Tuesday, 28 August 2012
A few paces away from where I stand, some students are sitting in front of computers accessing the Internet. One comes over and asks me about a change in her schedule. I say "Fine" and she returns to her place, happy.
I worry about a hacker's module I'm about to introduce. Will it attract students. How much skill should I impart? To hacking a phone or computer? I reason that hacking is not about breaking into secured devices; it's about the fine art of programming.
In the next scene, I am talking with Carmen. She is wondering what computer course she should take. She's trying to do something that will help in her work. I offer some comments and asks what sort of work she is doing or hope to advance to next. We talk and continue to look at some brochures.
Carmen's mom appear next. She is deciding what to cook. We are in a wet market and looking at a few yong tau foo items on a large stainless steel tray. The items seem to have been pre-fried. I'm OK with her choices as I happen to like tau foo. Or more precisely, tau kua.
On the dining table, a pizza is served. It is large, almost twice the normal size. On it is sprinkled generously tau kua bits mixed with minced pork. It's as if a tau kua pau has been chopped up and used as pizza topping. In any case, I seem to approve. Someone stands from his seat and sprinkles tobasco sauce all over the pizza.
Prawns, we must have prawns. I am at an off-shore prawn farm looking at how the critters are raised. They are as big as lobsters with two long spiny claws. They remind me of those found in Butterworth, Malaysia. Carmen's mom is there to show me around. She's the owner.
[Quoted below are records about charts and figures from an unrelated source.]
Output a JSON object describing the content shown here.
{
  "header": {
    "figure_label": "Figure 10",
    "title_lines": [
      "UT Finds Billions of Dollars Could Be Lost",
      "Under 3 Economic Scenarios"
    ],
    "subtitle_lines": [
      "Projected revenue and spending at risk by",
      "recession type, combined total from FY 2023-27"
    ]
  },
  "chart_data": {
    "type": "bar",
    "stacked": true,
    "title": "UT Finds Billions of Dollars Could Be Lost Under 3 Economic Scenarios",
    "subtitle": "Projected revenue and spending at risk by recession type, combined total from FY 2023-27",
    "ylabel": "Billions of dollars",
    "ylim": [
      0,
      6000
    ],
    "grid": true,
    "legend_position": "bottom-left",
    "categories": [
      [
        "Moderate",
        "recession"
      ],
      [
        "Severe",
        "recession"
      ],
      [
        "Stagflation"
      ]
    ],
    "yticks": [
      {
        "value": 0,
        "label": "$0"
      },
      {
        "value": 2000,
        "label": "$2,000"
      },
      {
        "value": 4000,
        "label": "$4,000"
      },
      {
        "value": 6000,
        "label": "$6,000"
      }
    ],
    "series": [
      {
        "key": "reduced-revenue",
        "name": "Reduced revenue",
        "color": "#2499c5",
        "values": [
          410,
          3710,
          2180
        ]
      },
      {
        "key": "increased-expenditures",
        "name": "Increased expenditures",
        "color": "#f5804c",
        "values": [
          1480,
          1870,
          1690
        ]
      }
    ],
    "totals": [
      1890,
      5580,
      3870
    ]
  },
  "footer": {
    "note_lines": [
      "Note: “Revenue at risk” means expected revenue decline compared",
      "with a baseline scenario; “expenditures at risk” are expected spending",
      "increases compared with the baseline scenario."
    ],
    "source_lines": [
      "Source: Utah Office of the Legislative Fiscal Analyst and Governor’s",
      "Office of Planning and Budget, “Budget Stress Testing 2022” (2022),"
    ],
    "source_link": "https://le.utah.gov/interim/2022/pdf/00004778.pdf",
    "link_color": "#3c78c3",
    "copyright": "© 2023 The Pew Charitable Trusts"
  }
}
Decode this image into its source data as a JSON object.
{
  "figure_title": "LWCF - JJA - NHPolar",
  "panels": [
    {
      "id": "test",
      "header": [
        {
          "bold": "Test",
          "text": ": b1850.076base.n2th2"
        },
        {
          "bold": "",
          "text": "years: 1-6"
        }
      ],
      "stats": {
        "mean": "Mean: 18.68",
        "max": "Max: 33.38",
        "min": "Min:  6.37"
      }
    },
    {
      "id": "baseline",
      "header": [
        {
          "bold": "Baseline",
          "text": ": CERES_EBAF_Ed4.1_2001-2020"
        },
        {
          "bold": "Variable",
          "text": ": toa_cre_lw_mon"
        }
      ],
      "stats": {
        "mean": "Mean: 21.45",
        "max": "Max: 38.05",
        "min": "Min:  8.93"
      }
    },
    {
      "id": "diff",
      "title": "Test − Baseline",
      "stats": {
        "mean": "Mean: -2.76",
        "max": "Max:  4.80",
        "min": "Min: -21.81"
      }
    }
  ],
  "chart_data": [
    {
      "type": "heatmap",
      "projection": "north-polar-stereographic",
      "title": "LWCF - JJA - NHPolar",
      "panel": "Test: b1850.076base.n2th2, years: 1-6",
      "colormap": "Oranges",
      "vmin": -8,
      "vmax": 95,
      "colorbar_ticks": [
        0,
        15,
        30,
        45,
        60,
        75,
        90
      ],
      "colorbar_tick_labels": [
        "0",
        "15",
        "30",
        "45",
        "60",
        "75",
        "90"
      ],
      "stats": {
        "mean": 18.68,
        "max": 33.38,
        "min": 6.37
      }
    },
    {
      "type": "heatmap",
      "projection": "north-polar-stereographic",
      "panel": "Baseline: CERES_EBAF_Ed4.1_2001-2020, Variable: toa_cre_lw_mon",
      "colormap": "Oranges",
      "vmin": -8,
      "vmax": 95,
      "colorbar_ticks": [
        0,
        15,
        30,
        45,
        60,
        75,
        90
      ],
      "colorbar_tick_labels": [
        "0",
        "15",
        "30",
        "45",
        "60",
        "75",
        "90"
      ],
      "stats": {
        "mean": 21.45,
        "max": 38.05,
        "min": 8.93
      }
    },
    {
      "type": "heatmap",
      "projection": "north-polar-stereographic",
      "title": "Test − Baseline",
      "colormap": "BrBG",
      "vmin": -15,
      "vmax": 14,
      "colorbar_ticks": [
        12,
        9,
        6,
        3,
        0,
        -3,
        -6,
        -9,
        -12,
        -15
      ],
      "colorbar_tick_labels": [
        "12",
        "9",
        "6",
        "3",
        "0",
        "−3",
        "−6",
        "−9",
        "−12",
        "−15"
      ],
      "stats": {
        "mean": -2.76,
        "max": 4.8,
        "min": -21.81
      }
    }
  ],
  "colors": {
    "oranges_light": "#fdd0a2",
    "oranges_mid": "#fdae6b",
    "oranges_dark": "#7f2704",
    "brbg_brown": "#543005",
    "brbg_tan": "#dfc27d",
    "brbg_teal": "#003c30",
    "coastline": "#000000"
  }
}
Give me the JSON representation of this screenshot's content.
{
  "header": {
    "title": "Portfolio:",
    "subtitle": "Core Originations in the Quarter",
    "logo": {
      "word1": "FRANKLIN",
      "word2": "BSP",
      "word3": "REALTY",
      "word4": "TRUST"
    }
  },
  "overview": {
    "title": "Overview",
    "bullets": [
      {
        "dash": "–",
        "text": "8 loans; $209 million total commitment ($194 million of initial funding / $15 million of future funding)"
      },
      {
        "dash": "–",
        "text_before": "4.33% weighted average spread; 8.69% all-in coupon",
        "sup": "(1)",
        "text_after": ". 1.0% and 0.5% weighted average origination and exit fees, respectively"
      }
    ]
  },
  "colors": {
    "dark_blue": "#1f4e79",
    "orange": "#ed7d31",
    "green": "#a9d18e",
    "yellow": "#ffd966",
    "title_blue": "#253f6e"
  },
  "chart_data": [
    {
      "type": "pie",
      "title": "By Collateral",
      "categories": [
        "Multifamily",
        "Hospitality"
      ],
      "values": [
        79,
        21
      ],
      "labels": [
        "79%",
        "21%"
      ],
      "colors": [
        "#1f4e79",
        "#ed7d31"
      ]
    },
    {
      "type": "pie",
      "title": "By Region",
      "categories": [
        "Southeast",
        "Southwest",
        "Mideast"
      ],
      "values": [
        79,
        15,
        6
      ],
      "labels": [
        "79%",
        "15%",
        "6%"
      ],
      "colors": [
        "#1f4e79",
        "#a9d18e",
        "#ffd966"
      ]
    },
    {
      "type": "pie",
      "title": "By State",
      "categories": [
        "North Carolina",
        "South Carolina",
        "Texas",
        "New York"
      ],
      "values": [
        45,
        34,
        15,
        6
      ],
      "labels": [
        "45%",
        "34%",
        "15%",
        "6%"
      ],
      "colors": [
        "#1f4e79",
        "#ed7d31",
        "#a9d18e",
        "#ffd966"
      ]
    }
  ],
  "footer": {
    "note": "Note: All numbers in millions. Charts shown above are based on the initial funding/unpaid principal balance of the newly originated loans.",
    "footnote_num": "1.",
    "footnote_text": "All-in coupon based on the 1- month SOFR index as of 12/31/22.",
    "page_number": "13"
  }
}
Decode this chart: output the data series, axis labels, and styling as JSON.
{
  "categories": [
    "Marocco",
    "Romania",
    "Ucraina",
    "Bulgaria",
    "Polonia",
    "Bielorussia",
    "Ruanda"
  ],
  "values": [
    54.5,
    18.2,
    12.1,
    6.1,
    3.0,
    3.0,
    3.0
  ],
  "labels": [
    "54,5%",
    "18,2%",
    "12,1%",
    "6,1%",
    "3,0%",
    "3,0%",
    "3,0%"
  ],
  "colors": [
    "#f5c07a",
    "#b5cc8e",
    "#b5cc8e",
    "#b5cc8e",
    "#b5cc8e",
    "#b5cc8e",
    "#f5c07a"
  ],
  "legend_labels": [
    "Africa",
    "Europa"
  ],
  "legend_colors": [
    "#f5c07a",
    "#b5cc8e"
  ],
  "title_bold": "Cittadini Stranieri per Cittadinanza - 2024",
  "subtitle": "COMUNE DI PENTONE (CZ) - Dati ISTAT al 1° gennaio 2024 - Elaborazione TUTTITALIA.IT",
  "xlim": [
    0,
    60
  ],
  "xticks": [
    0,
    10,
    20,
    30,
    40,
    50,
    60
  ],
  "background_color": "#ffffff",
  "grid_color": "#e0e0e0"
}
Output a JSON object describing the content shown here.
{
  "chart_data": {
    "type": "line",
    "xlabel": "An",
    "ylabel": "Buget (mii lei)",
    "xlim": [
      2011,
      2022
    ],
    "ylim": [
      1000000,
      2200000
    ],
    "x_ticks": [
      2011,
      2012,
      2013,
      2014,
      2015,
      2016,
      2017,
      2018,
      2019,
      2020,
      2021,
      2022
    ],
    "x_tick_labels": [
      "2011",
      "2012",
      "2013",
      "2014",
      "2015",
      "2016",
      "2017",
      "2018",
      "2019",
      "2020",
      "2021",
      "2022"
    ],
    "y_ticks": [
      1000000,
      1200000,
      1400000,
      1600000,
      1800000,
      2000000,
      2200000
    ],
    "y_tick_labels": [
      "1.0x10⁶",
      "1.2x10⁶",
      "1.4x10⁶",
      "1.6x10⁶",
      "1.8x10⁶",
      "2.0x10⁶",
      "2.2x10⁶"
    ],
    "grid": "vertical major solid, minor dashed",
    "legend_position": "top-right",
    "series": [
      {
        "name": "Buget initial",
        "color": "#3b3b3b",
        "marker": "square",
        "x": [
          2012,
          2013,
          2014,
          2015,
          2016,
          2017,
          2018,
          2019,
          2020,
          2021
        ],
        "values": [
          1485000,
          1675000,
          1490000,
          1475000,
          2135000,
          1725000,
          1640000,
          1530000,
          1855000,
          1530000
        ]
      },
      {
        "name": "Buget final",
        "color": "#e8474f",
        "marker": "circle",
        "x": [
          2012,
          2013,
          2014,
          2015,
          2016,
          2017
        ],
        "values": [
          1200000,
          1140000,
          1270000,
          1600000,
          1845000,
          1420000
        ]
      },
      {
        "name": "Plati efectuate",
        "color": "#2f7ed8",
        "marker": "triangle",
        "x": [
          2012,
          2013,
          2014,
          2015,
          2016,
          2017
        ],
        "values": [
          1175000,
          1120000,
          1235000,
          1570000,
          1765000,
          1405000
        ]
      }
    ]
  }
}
I enter a room and some colleagues from a factory are there. They are busy enjoying karaoke. A Grasshopper band plays. Jessy, a Grasshopper fan, approaches me and says, "Huh? Why like that want?" I look to where she is pointing. There are grasshoppers in the fishing nets. They kinda look like prawns.
Birds fly down and feast on those grasshoppers. We catch one and had it is steamed with cut red chilli. It's always freshest at the kelong! It looks like a black chicken, and is cooked in familial herbal sauce.
After the meal, I sit by the edge of what is now a kelong and enjoy the sunset. I fall asleep and wake.